Hafetz Hayim: As Scripture says, “you shall surely help him lift them up.” (Deut. 22:4). If one left him and went his own way without helping him, he disobeyed a positive commandment. However, an elder for whom it is beneath his dignity is free of the duty. If, though, had it been his own he would have unloaded and loaded the burden, he is duty bound likewise with the burden of his fellow man. If he wishes to go beyond the strict letter of the law, he may unload or load it even if it is not in accord with his dignity; and may blessing come upon him.
If a person faced both the religious duty of unloading and the duty of loading, unloading takes priority because of the pain of the living creature. However, if the one needing his burden loaded was a person whom he disliked, and the other was a friend, it is a religious duty to help the disliked person first, so as to discipline his inclination. The disliked person mentioned here means someone whom he saw, when alone, committing a sing, whereupon he warned him but the other did not turn back. It is then a religious duty to hate him. Nevertheless he is to load and unload with him; for the other might delay on account of his items of monetary value and thus come into some danger. And it is proper to save him, since he does not believe I the main principles of our faith.
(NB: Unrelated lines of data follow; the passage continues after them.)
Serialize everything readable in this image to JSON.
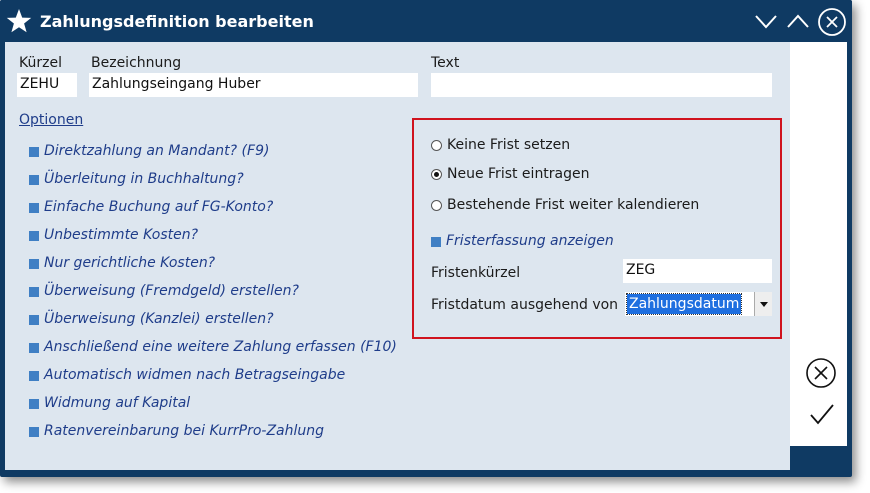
{
  "window": {
    "title": "Zahlungsdefinition bearbeiten",
    "colors": {
      "titlebar": "#0f3a63",
      "content": "#dde6ef",
      "accent": "#3f7fc4",
      "highlight_border": "#d0131e"
    }
  },
  "form": {
    "kuerzel_label": "Kürzel",
    "kuerzel_value": "ZEHU",
    "bezeichnung_label": "Bezeichnung",
    "bezeichnung_value": "Zahlungseingang Huber",
    "text_label": "Text",
    "text_value": ""
  },
  "options": {
    "heading": "Optionen",
    "items": [
      {
        "label": "Direktzahlung an Mandant? (F9)"
      },
      {
        "label": "Überleitung in Buchhaltung?"
      },
      {
        "label": "Einfache Buchung auf FG-Konto?"
      },
      {
        "label": "Unbestimmte Kosten?"
      },
      {
        "label": "Nur gerichtliche Kosten?"
      },
      {
        "label": "Überweisung (Fremdgeld) erstellen?"
      },
      {
        "label": "Überweisung (Kanzlei) erstellen?"
      },
      {
        "label": "Anschließend eine weitere Zahlung erfassen (F10)"
      },
      {
        "label": "Automatisch widmen nach Betragseingabe"
      },
      {
        "label": "Widmung auf Kapital"
      },
      {
        "label": "Ratenvereinbarung bei KurrPro-Zahlung"
      }
    ]
  },
  "frist": {
    "radios": [
      {
        "label": "Keine Frist setzen",
        "selected": false
      },
      {
        "label": "Neue Frist eintragen",
        "selected": true
      },
      {
        "label": "Bestehende Frist weiter kalendieren",
        "selected": false
      }
    ],
    "erfassung_label": "Fristerfassung anzeigen",
    "kuerzel_label": "Fristenkürzel",
    "kuerzel_value": "ZEG",
    "datum_label": "Fristdatum ausgehend von",
    "datum_value": "Zahlungsdatum"
  },
  "icons": {
    "title": "star-icon",
    "minimize": "chevron-down-icon",
    "maximize": "chevron-up-icon",
    "close": "close-circle-icon",
    "cancel": "cancel-circle-icon",
    "confirm": "checkmark-icon"
  }
}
Loading is to be done specifically if the other pays him a fee for it; but for nothing there is no obligation to do loading. It applies everywhere and in every time for both men and women.
This Mitzvah is the flip side of the one from last week. There are two Mitzvot, one to help unload an animal that has fallen under its burden. That burden then needs to be reloaded, either in a different way so the animal can carry it, or onto another animal that may not have as much to carry or on the back of the owner.
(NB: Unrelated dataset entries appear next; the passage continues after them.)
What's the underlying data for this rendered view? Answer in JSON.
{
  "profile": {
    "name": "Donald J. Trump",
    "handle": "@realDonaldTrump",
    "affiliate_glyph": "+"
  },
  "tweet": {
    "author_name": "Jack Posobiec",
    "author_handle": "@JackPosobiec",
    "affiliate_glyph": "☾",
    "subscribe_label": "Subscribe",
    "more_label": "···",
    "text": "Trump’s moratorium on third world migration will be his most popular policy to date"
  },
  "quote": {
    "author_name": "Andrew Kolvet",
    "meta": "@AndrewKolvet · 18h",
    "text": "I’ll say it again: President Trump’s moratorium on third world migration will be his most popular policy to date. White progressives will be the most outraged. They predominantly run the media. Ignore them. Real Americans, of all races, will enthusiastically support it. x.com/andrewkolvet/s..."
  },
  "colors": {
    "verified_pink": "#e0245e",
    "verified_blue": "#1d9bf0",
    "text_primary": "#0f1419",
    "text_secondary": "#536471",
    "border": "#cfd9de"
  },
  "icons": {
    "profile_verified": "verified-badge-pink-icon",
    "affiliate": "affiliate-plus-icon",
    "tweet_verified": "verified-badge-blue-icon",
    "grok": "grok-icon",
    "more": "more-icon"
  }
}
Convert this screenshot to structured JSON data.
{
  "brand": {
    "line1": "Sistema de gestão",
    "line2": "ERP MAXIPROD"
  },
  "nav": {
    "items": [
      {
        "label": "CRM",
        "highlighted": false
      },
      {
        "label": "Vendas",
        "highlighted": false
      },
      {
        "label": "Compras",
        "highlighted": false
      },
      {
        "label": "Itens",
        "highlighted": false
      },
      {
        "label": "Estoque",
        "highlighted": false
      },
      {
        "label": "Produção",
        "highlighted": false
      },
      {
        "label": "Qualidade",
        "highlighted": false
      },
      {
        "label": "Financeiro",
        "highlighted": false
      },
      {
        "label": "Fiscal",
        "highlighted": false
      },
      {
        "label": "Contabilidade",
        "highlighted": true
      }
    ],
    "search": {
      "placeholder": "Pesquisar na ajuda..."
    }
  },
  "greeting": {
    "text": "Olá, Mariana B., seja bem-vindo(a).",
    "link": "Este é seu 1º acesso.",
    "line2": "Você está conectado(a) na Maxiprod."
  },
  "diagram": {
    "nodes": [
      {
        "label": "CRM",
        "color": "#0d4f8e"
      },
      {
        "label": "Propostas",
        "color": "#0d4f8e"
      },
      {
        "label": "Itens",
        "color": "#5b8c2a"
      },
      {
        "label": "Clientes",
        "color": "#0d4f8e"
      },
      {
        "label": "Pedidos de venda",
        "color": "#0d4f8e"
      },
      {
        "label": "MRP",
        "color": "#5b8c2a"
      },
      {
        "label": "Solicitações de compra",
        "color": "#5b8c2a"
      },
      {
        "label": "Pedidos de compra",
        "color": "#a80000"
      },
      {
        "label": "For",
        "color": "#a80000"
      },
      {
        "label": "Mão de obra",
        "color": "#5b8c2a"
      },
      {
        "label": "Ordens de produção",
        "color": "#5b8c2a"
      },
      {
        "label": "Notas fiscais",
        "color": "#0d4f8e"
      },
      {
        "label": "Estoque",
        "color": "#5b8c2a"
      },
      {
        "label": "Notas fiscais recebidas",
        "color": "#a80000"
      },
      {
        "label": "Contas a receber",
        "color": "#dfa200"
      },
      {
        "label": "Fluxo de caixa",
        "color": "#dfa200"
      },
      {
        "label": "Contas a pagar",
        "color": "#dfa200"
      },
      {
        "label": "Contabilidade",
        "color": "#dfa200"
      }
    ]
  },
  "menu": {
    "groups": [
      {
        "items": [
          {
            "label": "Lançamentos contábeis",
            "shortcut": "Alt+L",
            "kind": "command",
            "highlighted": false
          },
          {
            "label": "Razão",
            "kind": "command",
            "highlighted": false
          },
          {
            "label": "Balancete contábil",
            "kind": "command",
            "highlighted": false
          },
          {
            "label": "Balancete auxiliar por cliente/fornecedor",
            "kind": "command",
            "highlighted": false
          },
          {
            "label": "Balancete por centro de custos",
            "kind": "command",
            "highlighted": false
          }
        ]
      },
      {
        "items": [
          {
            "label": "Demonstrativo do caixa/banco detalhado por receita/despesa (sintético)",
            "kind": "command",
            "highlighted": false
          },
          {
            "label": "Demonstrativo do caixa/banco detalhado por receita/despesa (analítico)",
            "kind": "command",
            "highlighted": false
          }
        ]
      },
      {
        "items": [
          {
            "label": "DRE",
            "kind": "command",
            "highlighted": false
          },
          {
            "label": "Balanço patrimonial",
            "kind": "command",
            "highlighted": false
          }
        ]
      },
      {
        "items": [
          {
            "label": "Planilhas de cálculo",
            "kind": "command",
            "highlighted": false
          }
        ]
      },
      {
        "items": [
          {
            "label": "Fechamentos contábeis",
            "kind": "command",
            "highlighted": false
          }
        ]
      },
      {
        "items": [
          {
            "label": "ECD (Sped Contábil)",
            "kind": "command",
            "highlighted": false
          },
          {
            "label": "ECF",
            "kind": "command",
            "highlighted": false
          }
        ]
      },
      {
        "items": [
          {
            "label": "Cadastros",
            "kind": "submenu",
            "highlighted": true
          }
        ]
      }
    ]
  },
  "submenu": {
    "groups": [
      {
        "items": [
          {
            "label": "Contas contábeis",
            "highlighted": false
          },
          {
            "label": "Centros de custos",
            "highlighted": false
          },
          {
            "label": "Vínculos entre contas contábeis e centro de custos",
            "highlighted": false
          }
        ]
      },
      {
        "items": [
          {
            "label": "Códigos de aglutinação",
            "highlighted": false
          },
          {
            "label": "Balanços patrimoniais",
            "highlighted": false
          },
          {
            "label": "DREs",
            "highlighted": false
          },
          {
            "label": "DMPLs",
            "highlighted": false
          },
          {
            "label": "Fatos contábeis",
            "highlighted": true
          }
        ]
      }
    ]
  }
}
Unloading always has priority since it also involves saving an animal from pain and suffering. Loading, however, is more about caring for our fellow human beings. Just like last week, an elder who does not want to sully his dignity does not have to help load the animal of another, but if he is traveling with aides, he can instruct them to help. If he also travels with animals and, from time to time has to reload them, then he must help others in need by the side of the road. If he has not reason to stop and stops anyway, this is acting above the letter of the law and such a man will be praised. People who are stuck on the side of the road are in grave danger of falling prey to robbers and vandals of all kind. To help them get back on their way is, in many cases, participating in saving a life.
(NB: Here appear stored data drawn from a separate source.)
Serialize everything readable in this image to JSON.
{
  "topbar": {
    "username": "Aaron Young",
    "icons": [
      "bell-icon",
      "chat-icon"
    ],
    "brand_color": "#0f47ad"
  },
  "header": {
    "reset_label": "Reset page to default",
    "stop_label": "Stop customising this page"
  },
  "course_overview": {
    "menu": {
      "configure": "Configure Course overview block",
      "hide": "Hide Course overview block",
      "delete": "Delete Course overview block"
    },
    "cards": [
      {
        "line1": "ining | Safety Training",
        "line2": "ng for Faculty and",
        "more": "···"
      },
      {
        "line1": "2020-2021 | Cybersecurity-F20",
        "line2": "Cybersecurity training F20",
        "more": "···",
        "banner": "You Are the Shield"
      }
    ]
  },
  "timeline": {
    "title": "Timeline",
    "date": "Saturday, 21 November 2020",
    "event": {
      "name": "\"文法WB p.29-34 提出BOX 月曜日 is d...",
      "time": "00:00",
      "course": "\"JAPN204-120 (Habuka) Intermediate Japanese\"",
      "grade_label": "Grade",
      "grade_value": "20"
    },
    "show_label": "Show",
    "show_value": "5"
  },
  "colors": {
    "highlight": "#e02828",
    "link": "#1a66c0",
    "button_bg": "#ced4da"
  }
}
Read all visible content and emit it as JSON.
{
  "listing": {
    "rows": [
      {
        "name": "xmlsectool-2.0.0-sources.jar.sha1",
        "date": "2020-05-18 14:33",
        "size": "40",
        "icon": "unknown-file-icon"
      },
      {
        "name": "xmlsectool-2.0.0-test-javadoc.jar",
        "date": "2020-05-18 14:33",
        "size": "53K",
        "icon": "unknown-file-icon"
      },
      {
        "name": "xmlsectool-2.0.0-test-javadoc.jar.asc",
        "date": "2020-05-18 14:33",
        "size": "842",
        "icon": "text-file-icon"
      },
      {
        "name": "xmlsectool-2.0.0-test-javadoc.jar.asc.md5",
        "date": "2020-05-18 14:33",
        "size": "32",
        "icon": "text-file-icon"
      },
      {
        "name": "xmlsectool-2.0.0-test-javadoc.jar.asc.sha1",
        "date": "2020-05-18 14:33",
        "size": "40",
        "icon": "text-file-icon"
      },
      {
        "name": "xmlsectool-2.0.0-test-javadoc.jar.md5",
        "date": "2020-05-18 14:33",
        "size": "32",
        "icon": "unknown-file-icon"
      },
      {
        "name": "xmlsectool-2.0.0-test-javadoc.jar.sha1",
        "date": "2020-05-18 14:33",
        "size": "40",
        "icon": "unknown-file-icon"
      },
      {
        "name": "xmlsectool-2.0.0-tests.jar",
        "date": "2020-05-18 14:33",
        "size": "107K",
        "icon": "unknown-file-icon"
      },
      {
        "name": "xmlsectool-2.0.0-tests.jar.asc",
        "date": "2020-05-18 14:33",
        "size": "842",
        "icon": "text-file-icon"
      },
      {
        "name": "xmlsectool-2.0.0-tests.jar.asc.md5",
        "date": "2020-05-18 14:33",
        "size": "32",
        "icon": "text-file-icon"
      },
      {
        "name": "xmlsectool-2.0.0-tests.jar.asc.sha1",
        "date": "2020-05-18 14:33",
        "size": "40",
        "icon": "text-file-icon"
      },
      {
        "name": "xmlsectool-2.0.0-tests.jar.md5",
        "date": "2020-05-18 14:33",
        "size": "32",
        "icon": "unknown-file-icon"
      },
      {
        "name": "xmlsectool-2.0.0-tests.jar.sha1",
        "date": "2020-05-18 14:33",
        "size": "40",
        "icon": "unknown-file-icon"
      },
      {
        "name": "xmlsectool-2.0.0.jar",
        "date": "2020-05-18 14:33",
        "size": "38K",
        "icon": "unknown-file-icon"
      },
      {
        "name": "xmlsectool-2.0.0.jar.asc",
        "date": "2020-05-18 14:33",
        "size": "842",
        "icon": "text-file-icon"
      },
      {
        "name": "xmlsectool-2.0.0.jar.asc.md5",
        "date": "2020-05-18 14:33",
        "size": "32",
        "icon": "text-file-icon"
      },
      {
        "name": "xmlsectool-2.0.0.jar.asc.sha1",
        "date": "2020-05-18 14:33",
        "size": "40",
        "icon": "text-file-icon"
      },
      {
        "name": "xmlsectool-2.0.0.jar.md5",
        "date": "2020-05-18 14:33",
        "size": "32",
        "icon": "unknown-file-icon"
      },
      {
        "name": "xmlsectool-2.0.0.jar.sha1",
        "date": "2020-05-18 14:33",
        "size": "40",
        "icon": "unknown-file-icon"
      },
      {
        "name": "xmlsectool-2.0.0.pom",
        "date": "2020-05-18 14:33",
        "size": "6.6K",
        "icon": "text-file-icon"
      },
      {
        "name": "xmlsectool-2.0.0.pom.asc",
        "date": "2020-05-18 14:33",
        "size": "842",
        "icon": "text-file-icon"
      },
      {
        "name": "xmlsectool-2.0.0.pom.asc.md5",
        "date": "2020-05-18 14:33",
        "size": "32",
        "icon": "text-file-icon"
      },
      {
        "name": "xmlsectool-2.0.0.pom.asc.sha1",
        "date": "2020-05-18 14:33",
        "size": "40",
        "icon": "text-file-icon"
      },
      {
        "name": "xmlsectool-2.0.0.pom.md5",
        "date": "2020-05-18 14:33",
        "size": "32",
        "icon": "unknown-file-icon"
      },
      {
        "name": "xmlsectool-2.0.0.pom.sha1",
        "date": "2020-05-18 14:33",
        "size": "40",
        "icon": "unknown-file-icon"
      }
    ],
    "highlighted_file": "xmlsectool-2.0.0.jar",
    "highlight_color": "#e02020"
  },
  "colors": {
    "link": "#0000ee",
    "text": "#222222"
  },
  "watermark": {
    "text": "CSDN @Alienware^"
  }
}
There is also a special part of this Mitzvah that involves helping an enemy before a friend. Other sages note that when you stop to help an enemy load his animal, he may think that he has not judged you correctly and it is possible that the two of you may end the hard feelings between you. I have to pause here to comment on the Hafetz Hayim and his definition of an “enemy”. The definition he gives is one who sins in spite of being warned that such an action is prohibited. A person who spitefully sins is not the kind of person someone who loves G-d wants to be near. I am not sure that I would say that such a person should be “hated”. Many Sages insist that those who sin today are not acting out of spite for the law, rather they just don’t know any better. I also assume that this could be the only person the law would allow you to hate. Anger is permitted for a day or two, but we have a big Mitzvah to forgive those who offend us so that we do not hate them for long.
I am not sure what the rule is on being paid. I admit that this seems strange to me. I can only guess that since there were people who were paid to help load an animal that the owner of the load could try and bypass paying such people by doing it himself and when it fall apart anyway, expecting those who he meets on the road to retie the load for free. Thus if he is on the road, he still needs to pay those who help him load up the animal again.